We performed numerical simulations that support the theoretical results obtained in this study. We used some parameter values that are not fully well-known and provided in silico simulations that allow to get deeper insight on the toxoplasmosis dynamics. This study provides helpful information to health institutions in order to deal or reduce the burden caused by toxoplasmosis. From the basic reproduction number of the constructed model we can deduce that increasing the vaccination rate reduces the toxoplasmosis prevalence and the parasite T. gondii can disappear. This is analogous to the situation with the clearance rate of oocysts from the environment. Numerical simulations show that vaccination of cats and oocysts removal are efficient ways to reduce the prevalence of toxoplasmosis and therefore useful for the public health. Furthermore, we performed sensitivity analysis and computed the normalized sensitivity indices. This shows what are the impacts of changes of all parameters on changing the basic reproduction number \({\mathcal {R}}_{0}\). The results show that public health interventions such as vaccination or the removal of oocysts for the environment would reduce the basic reproduction number \({\mathcal {R}}_{0}\) and therefore the prevalence of toxoplasmosis.

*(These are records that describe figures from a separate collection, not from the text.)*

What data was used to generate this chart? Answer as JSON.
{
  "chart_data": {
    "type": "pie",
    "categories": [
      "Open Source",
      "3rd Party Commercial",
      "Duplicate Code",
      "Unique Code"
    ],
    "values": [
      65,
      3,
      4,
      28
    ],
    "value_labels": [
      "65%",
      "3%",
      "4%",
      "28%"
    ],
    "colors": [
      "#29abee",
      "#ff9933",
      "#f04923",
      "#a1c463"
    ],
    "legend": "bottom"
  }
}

As any mathematical modeling study of epidemics there are limitations. For instance, reliable estimation of some parameter values are not yet available. Therefore, specific values for the model such that \({\mathcal {R}}_{0}<1\) are not possible in an accurate way. Therefore, we cannot provide these values to health institutions in order to eliminate toxoplasmosis in cat populations. The model also considers a constant population for the cats which might not be realistic in many places. In addition, we used a life expectancy for the cats of five years, but this varies for domestic cats and depends on several factors (Berthier et al. 2000). In both populations of cats and mice the model includes full vertical transmission and a relative proportion might be more accurate, but the models becomes more complex to analyze. Another important limitation of the developed model is that it does not consider other intermediate hosts such as humans, birds, pigs, sheep, etc (Dubey 2020; Dubey et al. 2020; Dubey 1996; Williams et al. 2005). This, could greatly affect the dynamics of toxoplasmosis as well the prey-predator effects.

Finally, from this study we have seen that the health authorities have two clear options to reduce the disease. One is to implement a vaccination program for cats and the other option is to develop cleaning activities regarding the amount of oocysts in the environment. Further, studies related to optimal control are necessary assess which strategy is better taking into account economic and social factors related to both options. Based on the results of those type of studies we can see which strategy is the optimal in terms of economical costs and efficacy related to the vaccines. In addition, the costs of oocysts-environmental removing activities should be taken into account. Future research works can include a variety of models that consider other hosts, different assumptions regarding vertical transmission, different type of vaccination program and prey-predator effects. Also more complex models that integrate between-hosts and within-hots can be studied.